Ferguson argues that between absolute trust and absolute distrust is a third approach—the technocratic lens— which he describes as a pragmatic middle-ground that “emphasizes democratic accountability, external transparency, and internal front-end evaluations to cabin the use of new policing technologies.”

The best example of the technocratic approach, Ferguson suggests, is the adoption of Community Control of Police Surveillance (CCOPS) ordinances by several cities. The American Civil Liberties Union (ACLU) drafted CCOPS as a model bill to provide localities more insight into and control over law enforcement’s use of surveillance technology. Among other things, the legislation requires “surveillance impact reports, use policies, annual audits, public hearings, and whistleblower protections.”

Although Ferguson says that the technocratic approach offers improvements over the trust and trap lenses, he also argues that it suffers from many administrative and enforcement problems. First, it takes considerable time, energy, and money to create impact reports, draft policies, and conduct hearings and audits. Second, the penalties for failing to follow the policies are limited. Ferguson argues the technocratic approach “shows gains in transparency but not necessarily a limitation on police power.”

Given the insufficiencies of these three approaches, Ferguson advocates for an alternative: the tyrant lens. The tyrant lens draws on Fourth Amendment principles and considers surveillance technologies with reference to the metaphorical threat of tyrannical power. The tyrant lens also offers a middle-ground between the trust lens and trap lens, but it focuses on power, unlike the technocratic lens, which focuses on plans and policy.

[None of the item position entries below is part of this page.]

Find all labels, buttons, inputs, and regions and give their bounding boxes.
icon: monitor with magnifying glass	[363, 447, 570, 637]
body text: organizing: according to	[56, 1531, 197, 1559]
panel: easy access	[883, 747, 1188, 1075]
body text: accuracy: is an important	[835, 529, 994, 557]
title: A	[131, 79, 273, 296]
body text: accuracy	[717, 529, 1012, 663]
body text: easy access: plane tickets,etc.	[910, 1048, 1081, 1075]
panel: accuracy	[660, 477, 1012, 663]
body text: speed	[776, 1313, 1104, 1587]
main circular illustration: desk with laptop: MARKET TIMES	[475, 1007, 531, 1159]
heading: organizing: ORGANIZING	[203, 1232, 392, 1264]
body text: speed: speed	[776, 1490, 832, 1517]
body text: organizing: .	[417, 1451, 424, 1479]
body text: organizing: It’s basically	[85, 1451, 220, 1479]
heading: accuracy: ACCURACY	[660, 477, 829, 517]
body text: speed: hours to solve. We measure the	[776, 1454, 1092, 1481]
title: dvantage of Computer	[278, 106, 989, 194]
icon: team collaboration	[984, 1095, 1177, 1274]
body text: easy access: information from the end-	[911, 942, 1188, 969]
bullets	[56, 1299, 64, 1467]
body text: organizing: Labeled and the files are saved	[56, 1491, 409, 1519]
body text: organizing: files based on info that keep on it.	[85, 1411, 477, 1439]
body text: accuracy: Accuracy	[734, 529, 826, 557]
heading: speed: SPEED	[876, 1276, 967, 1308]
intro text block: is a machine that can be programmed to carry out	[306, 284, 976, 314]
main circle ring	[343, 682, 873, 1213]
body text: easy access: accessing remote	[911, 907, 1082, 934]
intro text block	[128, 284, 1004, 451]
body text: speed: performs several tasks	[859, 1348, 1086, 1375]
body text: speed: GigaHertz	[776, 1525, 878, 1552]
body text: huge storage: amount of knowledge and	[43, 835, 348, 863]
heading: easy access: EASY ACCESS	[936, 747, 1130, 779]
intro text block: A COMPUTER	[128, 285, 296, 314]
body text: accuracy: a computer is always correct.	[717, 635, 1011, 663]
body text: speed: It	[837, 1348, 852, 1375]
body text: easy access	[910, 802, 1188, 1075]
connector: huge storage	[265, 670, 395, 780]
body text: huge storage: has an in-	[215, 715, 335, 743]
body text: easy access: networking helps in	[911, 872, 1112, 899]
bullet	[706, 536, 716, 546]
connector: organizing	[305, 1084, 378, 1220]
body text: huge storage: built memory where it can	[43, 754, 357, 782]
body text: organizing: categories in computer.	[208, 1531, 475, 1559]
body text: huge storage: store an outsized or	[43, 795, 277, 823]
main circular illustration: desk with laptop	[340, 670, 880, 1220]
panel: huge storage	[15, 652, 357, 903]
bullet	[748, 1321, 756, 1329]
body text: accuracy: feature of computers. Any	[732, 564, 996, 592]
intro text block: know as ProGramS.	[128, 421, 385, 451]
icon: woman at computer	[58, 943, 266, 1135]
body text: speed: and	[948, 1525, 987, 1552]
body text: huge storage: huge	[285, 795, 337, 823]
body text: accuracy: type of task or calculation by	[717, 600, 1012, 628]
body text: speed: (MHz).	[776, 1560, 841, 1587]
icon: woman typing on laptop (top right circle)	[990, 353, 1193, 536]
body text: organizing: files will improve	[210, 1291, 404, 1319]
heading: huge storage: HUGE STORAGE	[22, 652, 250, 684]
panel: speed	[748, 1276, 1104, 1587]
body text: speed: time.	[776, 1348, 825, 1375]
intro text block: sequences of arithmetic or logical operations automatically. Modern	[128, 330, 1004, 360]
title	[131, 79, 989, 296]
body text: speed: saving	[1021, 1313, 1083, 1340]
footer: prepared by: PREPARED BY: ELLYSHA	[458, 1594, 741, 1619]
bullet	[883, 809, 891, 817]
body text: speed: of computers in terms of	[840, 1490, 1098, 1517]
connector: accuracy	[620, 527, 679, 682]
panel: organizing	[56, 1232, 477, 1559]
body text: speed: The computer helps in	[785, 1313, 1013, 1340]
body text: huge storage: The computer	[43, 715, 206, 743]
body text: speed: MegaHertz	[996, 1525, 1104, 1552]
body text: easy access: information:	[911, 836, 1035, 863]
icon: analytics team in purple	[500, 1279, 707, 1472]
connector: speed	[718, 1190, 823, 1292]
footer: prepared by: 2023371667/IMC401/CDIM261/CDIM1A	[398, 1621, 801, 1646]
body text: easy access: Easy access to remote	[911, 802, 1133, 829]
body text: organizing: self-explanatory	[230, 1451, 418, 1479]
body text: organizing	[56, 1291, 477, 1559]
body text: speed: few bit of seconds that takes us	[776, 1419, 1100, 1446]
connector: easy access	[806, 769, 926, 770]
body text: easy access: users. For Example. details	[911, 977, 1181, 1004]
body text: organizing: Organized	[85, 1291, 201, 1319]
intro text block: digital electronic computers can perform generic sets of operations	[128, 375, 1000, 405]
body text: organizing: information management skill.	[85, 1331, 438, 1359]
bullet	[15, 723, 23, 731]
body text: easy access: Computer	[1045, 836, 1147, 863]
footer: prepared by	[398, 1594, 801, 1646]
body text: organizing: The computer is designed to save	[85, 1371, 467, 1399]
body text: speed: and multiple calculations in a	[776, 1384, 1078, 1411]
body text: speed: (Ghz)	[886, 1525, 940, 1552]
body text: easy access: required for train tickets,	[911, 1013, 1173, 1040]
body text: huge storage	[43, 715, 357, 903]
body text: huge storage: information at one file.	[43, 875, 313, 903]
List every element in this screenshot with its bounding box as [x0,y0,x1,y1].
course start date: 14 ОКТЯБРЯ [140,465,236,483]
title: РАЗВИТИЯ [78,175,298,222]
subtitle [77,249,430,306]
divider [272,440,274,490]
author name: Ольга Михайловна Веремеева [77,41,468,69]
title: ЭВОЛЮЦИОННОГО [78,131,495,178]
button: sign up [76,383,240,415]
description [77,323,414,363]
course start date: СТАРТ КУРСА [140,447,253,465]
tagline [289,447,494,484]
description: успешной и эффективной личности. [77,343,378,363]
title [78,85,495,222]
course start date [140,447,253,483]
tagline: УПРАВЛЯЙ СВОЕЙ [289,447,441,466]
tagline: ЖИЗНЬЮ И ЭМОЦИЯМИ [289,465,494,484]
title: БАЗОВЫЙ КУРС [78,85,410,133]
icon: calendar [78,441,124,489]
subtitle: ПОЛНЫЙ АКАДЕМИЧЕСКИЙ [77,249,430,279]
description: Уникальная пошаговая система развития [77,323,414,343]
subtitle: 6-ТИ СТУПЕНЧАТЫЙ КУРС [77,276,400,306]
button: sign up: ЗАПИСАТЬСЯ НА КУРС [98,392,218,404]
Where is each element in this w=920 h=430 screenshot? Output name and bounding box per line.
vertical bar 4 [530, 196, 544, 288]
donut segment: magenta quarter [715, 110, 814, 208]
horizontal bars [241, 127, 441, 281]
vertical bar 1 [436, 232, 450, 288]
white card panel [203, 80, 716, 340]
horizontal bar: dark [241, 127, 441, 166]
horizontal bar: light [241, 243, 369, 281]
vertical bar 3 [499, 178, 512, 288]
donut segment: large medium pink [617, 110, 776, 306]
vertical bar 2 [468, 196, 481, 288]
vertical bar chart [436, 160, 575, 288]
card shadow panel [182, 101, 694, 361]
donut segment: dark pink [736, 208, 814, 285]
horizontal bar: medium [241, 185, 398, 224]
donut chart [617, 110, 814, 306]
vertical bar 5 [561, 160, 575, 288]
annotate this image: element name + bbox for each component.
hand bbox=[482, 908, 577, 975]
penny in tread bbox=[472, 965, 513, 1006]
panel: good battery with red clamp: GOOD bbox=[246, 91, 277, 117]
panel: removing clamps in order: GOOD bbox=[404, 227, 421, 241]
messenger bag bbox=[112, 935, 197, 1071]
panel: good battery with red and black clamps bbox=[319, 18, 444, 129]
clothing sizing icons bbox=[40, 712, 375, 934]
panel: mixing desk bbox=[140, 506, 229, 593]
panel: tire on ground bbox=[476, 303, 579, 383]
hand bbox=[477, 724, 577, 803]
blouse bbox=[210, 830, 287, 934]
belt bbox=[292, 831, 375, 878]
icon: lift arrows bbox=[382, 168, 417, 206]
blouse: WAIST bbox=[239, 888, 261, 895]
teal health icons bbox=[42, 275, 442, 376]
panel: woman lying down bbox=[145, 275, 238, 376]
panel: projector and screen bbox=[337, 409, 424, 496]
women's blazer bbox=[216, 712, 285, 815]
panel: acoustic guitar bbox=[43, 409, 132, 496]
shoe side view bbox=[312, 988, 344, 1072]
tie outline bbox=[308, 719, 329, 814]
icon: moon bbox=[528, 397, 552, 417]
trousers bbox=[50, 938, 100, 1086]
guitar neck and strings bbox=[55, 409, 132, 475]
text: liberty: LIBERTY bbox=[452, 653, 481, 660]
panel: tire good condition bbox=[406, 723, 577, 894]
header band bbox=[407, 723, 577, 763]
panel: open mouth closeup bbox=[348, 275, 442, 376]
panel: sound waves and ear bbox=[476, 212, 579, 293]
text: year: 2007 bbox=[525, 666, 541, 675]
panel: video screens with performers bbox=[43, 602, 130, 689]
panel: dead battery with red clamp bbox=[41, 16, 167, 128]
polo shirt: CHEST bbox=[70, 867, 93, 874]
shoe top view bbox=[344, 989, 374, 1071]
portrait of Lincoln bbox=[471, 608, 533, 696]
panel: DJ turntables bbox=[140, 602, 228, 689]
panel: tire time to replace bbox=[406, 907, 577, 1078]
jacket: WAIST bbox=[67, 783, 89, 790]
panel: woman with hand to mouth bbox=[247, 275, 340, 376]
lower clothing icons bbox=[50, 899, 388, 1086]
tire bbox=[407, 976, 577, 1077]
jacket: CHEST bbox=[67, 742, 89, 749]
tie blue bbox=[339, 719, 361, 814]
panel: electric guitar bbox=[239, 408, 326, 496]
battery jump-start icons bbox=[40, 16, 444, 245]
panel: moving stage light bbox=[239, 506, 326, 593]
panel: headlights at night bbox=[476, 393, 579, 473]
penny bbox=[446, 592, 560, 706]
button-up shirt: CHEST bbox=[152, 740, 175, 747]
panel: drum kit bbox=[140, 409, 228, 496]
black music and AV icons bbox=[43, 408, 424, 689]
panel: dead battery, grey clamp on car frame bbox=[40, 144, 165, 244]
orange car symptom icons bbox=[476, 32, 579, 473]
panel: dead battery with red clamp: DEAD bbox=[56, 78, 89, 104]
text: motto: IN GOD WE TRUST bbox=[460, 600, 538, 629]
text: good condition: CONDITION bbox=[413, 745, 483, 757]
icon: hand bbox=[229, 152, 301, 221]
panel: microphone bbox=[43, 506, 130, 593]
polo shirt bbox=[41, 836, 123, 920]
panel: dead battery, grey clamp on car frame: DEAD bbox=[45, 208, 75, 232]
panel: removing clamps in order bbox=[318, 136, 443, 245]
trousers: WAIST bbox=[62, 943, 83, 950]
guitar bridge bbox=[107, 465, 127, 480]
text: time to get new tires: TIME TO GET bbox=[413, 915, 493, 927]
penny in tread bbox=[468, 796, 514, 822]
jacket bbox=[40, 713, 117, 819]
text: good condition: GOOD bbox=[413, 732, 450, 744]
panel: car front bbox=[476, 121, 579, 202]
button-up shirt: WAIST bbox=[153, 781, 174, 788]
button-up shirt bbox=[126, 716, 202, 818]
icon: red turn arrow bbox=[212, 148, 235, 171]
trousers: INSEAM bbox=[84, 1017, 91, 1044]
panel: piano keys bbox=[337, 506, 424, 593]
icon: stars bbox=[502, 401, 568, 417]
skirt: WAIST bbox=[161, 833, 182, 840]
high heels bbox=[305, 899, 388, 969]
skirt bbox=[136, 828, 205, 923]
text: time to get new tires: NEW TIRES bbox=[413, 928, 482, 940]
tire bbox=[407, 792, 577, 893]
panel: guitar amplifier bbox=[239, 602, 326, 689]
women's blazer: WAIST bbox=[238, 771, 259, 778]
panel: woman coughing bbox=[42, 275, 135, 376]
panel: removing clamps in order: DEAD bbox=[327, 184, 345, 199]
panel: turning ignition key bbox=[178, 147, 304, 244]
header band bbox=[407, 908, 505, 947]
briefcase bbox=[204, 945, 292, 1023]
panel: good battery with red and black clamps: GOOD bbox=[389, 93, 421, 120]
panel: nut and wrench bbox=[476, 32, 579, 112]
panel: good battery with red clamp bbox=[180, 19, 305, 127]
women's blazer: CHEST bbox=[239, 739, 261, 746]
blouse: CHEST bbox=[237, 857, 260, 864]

Following this approach, Ferguson proposes the “tyrant test” as “a first principles framing-theory” for assessing new surveillance technologies. The tyrant test focuses on structural protections and substantive limitations to reduce the threat of tyrannical abuse.

As a structural matter, the Fourth Amendment limits legislative and executive authority over government searches and seizures. It forces judicial involvement by requiring a neutral magistrate to sign a search warrant based on probable cause when a person’s property or privacy interest is affected.

To pass the tyrant test, any new surveillance technologies must “establish these structural checks on power.” For example, the government would need to secure a search warrant before searching a facial recognition database. Ferguson notes that investigators also follow this approach in other instances, such as when requesting cell site location information from carriers.

As a substantive matter, the Fourth Amendment originally barred certain private areas from government monitoring. Private papers understood as “physical manifestations of the author’s thoughts” remained in a zone of privacy that the government could not intrude. Ferguson suggests that certain digital information, such as data pulled from smart home devices, should also fit into this zone of privacy.

In the end, Ferguson proposes the tyrant test as a starting point and framework for constructive regulatory debate about the “future power balance between the police and the people.”